City to move forward with controversial UEP
Cape Coral’s off again, on again utilities expansion project is back on — conceptually at least.
City council members voted 7-1 Monday to restart the project, which has been the subject of alternating votes for and against by council members over the past year.
The vote means 6,500 residents in the Southwest 6/7 area of the UEP could face average assessments of $10,200 for water, sewer and irrigation utilities, while the 57,000 lot owners north of Pine Island Road could be assessed an estimated $6,000 for the water utility.
While a specific plan is not in place, Councilmember Gloria Tate, who initiated the motion to go forward with the UEP, stated water, sewer and irrigation utilities should be installed in the SW 6/7 region by MWH, the current project manager.
The SW 6/7 portion of the UEP is slated to cost $81.5 million, according to MWH documents dealing with the project when it was initially passed by council members last year.
“We have to move forward with (MWH) in 6/7 now. If we’re not going to move forward then those of you who vote no better have more than a piece of paper and an idea,” Tate said.
Tate’s comments were partly aimed at Councilmember Pete Brandt, the only person to vote against the project, who earlier made a presentation to council members outlining his objections to the UEP.
Council members have been hesitant to move forward on a project that would bring added financial burdens to residents already enduring economic hardships.
Councilmember Tim Day put the UEP back on the city’s agenda last week, showing that rates of foreclosure in SW 6/7 and north of Pine Island Road — 5 percent — are higher than in areas that already have utilities and that were assessed at a higher rate than the one proposed in SW 6/7.
Bill Fluharty, a SW 6/7 resident who bought his home in 2006, disputed the assertion, giving an impassioned plea to council members against the UEP and the assessments it would bring.
“The housing crisis has really pulled any investment from the homes,” he said, adding that the equity residents in areas that have already been assessed could rely on is nonexistent for SW 6/7 residents.
The added financial burden could lead Fluharty to leave his home.
“At some point it becomes a smart business decision to take a hit and take foreclosure,” he said.
But council members are facing the prospect of a 92 percent rate increase over five years for current utility customers to prevent defaulting on bonds if progress is not made on the UEP and more customers are not added to the system.

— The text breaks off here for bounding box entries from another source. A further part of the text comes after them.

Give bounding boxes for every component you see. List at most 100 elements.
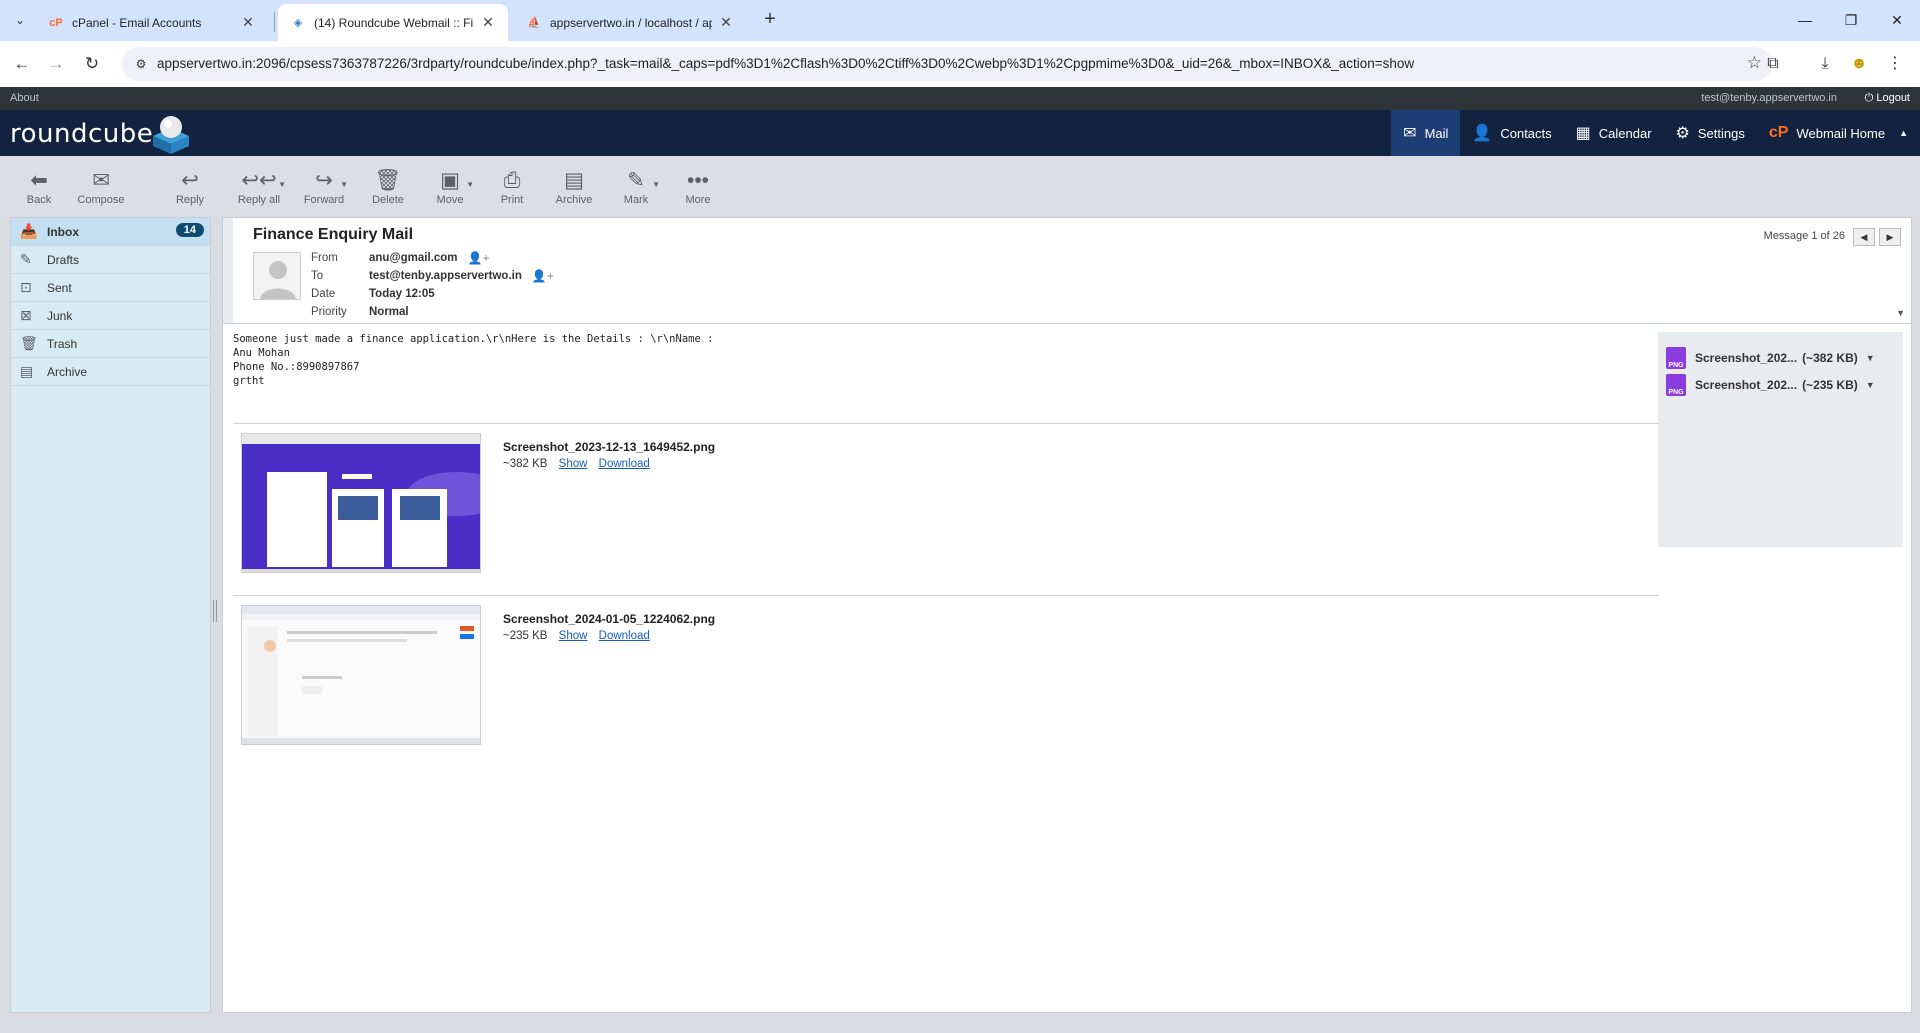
attachment-item[interactable]: PNG Screenshot_202... (~235 KB) ▼	[1658, 371, 1903, 398]
window-close-button[interactable]: ✕	[1882, 8, 1912, 32]
folder-inbox[interactable]: 📥 Inbox 14	[11, 218, 210, 246]
extensions-icon[interactable]: ⧉	[1762, 53, 1784, 75]
reload-icon[interactable]: ↻	[80, 52, 104, 76]
mark-button[interactable]: ✎ Mark ▼	[610, 168, 662, 214]
back-arrow-icon: ⬅	[30, 169, 48, 192]
roundcube-icon: ◈	[293, 17, 303, 29]
forward-arrow-icon[interactable]: →	[44, 52, 68, 76]
chevron-down-icon[interactable]: ▼	[1866, 353, 1875, 363]
nav-label: Calendar	[1598, 125, 1652, 141]
sender-avatar	[253, 252, 301, 300]
tab-cpanel[interactable]: cP cPanel - Email Accounts ✕	[36, 4, 268, 41]
attachment-size: (~235 KB)	[1802, 377, 1858, 392]
attachment-meta: ~235 KB Show Download	[503, 630, 715, 642]
nav-webmail-home[interactable]: cP Webmail Home ▲	[1757, 110, 1920, 156]
print-button[interactable]: ⎙ Print	[486, 168, 538, 214]
cpanel-icon: cP	[49, 16, 63, 29]
show-link[interactable]: Show	[559, 630, 588, 642]
folder-sent[interactable]: ⊡ Sent	[11, 274, 210, 302]
calendar-icon: ▦	[1575, 125, 1591, 142]
archive-icon: ▤	[20, 363, 34, 379]
compose-button[interactable]: ✉ Compose	[75, 168, 127, 214]
header-edge	[223, 218, 233, 323]
add-contact-icon[interactable]: 👤+	[468, 251, 490, 265]
folder-drafts[interactable]: ✎ Drafts	[11, 246, 210, 274]
forward-button[interactable]: ↪ Forward ▼	[298, 168, 350, 214]
to-label: To	[311, 270, 324, 282]
print-label: Print	[500, 194, 524, 206]
restore-button[interactable]: ❐	[1836, 8, 1866, 32]
site-info-icon[interactable]: ⚙	[132, 55, 150, 73]
profile-avatar-icon[interactable]: ☻	[1848, 53, 1870, 75]
attachment-thumbnail[interactable]	[241, 605, 481, 745]
archive-icon: ▤	[564, 169, 584, 192]
roundcube-logo[interactable]: roundcube	[10, 114, 191, 154]
new-tab-button[interactable]: +	[758, 8, 782, 32]
about-link[interactable]: About	[10, 92, 39, 104]
download-link[interactable]: Download	[599, 630, 650, 642]
logout-label: Logout	[1876, 92, 1910, 104]
reply-button[interactable]: ↩ Reply	[164, 168, 216, 214]
folder-junk[interactable]: ⊠ Junk	[11, 302, 210, 330]
chevron-down-icon[interactable]: ▼	[340, 180, 348, 189]
delete-label: Delete	[372, 194, 404, 206]
tab-search-icon[interactable]: ⌄	[8, 8, 32, 32]
previous-message-button[interactable]: ◀	[1853, 228, 1875, 246]
move-button[interactable]: ▣ Move ▼	[424, 168, 476, 214]
folder-archive[interactable]: ▤ Archive	[11, 358, 210, 386]
from-row: From anu@gmail.com 👤+	[311, 249, 554, 267]
close-icon[interactable]: ✕	[718, 14, 734, 31]
chevron-up-icon[interactable]: ▲	[1899, 128, 1908, 138]
archive-button[interactable]: ▤ Archive	[548, 168, 600, 214]
close-icon[interactable]: ✕	[240, 14, 256, 31]
nav-settings[interactable]: ⚙ Settings	[1664, 110, 1757, 156]
close-icon[interactable]: ✕	[480, 14, 496, 31]
tab-title: cPanel - Email Accounts	[72, 15, 202, 30]
delete-button[interactable]: 🗑 Delete	[362, 168, 414, 214]
chevron-down-icon[interactable]: ▼	[652, 180, 660, 189]
logout-link[interactable]: ⏻ Logout	[1865, 92, 1910, 105]
nav-contacts[interactable]: 👤 Contacts	[1460, 110, 1563, 156]
move-label: Move	[436, 194, 464, 206]
roundcube-topline: About test@tenby.appservertwo.in ⏻ Logou…	[0, 87, 1920, 110]
chevron-down-icon[interactable]: ▼	[466, 180, 474, 189]
mark-label: Mark	[623, 194, 649, 206]
tab-roundcube[interactable]: ◈ (14) Roundcube Webmail :: Fina ✕	[278, 4, 508, 41]
attachment-size: ~382 KB	[503, 458, 548, 470]
nav-calendar[interactable]: ▦ Calendar	[1564, 110, 1664, 156]
next-message-button[interactable]: ▶	[1879, 228, 1901, 246]
attachment-list: PNG Screenshot_202... (~382 KB) ▼ PNG Sc…	[1658, 332, 1903, 547]
attachment-item[interactable]: PNG Screenshot_202... (~382 KB) ▼	[1658, 344, 1903, 371]
tab-phpmyadmin[interactable]: ⛵ appservertwo.in / localhost / ap ✕	[514, 4, 746, 41]
toggle-headers-icon[interactable]: ▼	[1896, 308, 1905, 318]
more-button[interactable]: ••• More	[672, 168, 724, 214]
back-button[interactable]: ⬅ Back	[13, 168, 65, 214]
url-text[interactable]: appservertwo.in:2096/cpsess7363787226/3r…	[157, 56, 1414, 71]
reply-all-button[interactable]: ↩↩ Reply all ▼	[230, 168, 288, 214]
download-icon[interactable]: ⤓	[1814, 53, 1836, 75]
address-bar[interactable]: ⚙ appservertwo.in:2096/cpsess7363787226/…	[122, 47, 1772, 81]
screenshot-thumbnail-image	[242, 606, 480, 744]
attachment-thumbnail[interactable]	[241, 433, 481, 573]
from-address[interactable]: anu@gmail.com	[369, 252, 458, 264]
roundcube-box-icon	[153, 116, 190, 154]
pane-splitter[interactable]	[213, 600, 217, 622]
nav-mail[interactable]: ✉ Mail	[1391, 110, 1461, 156]
print-icon: ⎙	[503, 169, 521, 192]
minimize-button[interactable]: —	[1790, 8, 1820, 32]
mail-toolbar: ⬅ Back ✉ Compose ↩ Reply ↩↩ Reply all ▼ …	[0, 156, 1920, 216]
compose-icon: ✉	[92, 169, 110, 192]
cpanel-icon: cP	[1768, 124, 1789, 141]
back-arrow-icon[interactable]: ←	[10, 52, 34, 76]
bookmark-star-icon[interactable]: ☆	[1747, 53, 1762, 73]
download-link[interactable]: Download	[599, 458, 650, 470]
header-fields: From anu@gmail.com 👤+ To test@tenby.apps…	[311, 249, 554, 321]
add-contact-icon[interactable]: 👤+	[532, 269, 554, 283]
bottom-strip	[0, 1013, 1920, 1033]
browser-menu-icon[interactable]: ⋮	[1884, 53, 1906, 75]
folder-trash[interactable]: 🗑 Trash	[11, 330, 210, 358]
show-link[interactable]: Show	[559, 458, 588, 470]
chevron-down-icon[interactable]: ▼	[1866, 380, 1875, 390]
to-address[interactable]: test@tenby.appservertwo.in	[369, 270, 522, 282]
chevron-down-icon[interactable]: ▼	[278, 180, 286, 189]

They are scheduled to vote on the increase May 18.
Brandt, however, found no reason to move forward with the UEP until what he sees as assessment methodology problems and the exorbitant cost are corrected.
He also doubted Day’s claim that the project would not adversely affect foreclosures.
“I think the conclusion (Day) reached about foreclosures, I don’t see how that’s necessarily a good conclusion. It doesn’t mean that number (foreclosures in the new UEP areas) isn’t going to be tremendously exacerbated,” Brandt said.
He also admitted that the rate increase, which would not go into effect until October, might be inevitable.
“We’re probably going to be forced into doing that initially in order to prevent us from defaulting on our bond covenants,” he said.
Larry Laws, project manager for MWH, was apprehensive as to whether the vote from council members signified an irreversible will to move forward with the UEP, but he was optimistic.
“The encouragement I took out of it is that they seem to be moving forward,” he said. “There were variations on the theme, but the theme seems to be to move forward, which is the right thing to do.”